Last year was your most successful festival to date, what plans do you have to make it even bigger and better this year?

Traditionally most Oxjams host about four venues at their headline event, sometimes less. Last year Oxjam Sheffield had eight venues on the night as well as a whole host of lead-up events, from gigs stretching further than the city centre and partnerships with other organisations on the Sheffield music scene, to firewalks, a film night, abseils and a local craft market. We made a lot of great connections last year that we’d love to revisit and had a host of new ideas we’d love to put into action.

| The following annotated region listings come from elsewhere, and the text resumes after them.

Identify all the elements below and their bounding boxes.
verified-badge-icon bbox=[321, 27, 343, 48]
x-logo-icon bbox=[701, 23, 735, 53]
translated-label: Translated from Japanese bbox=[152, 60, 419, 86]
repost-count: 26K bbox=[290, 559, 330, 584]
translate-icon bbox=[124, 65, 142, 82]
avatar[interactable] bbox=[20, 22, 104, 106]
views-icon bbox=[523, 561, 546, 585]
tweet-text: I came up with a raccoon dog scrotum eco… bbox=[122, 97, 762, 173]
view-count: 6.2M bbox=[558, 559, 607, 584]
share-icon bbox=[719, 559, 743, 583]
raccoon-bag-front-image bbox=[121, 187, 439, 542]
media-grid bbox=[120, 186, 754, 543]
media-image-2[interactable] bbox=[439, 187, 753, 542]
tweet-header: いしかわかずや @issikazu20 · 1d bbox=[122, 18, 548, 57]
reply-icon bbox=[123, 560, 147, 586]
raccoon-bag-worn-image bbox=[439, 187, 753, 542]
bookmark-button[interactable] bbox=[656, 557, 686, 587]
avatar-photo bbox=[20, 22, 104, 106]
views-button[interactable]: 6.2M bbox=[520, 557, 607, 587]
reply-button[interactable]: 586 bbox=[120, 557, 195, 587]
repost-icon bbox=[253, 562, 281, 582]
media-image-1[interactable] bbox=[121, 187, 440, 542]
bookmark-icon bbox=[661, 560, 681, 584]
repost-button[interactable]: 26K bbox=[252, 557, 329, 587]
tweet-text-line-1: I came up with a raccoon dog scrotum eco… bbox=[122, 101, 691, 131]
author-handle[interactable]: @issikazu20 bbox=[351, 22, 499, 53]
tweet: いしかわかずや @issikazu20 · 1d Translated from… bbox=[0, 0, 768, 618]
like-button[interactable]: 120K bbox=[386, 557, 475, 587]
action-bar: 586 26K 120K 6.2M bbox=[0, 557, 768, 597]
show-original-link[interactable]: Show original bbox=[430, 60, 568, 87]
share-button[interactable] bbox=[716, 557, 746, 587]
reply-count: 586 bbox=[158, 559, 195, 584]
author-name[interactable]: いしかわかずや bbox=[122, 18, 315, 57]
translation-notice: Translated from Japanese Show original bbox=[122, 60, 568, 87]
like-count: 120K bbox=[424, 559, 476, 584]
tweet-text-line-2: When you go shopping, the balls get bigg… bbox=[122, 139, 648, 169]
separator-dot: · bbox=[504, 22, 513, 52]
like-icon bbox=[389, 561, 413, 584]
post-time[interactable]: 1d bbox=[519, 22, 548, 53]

We made an incredible £6,000 for Oxfam in 2015 so our sights are set high!

Which upcoming Oxjam events are you most excited about?

We’re at that exciting stage where nothing is set in stone yet, so seeing where old and new connections take us is really electrifying. Everyone who gets involved in Oxjam Sheffield cares about the local music scene and the whole festival is planned and executed by people who are really passionate about what they’re doing. We put on a range of events in the run-up to the festival but I’d have to say that the festival itself is my absolute favourite – to have so many venues with so many different genres and mixes of people gives you a real rush and means you can indulge whichever musical mood you happen to be feeling at the time. Previous Oxjam Sheffield acts have included Drenge and Nai Harvest so you never know what our acts will go on to do next.


How can people get involved in Oxjam?

There are lots of ways to get involved, it depends what you want to do! We’re always looking for people to join our team of organisers either as coordinators or assistants depending on how much you want to commit. We’d love to link up with people interested in putting on their own one-off events or anyone in the music industry who wants to get involved, whether they’re in a band, know about music tech or are a whizz at promoting. We also recruit extra volunteers who just want to help out on the day. But everyone can help by buying a ticket, telling your friends, liking us on Facebook and chucking a quid in one of our buckets if you see us at an event. It all adds up and goes towards the incredible work that Oxfam does, and helps us show the world what a generous bunch of people Sheffield folk are!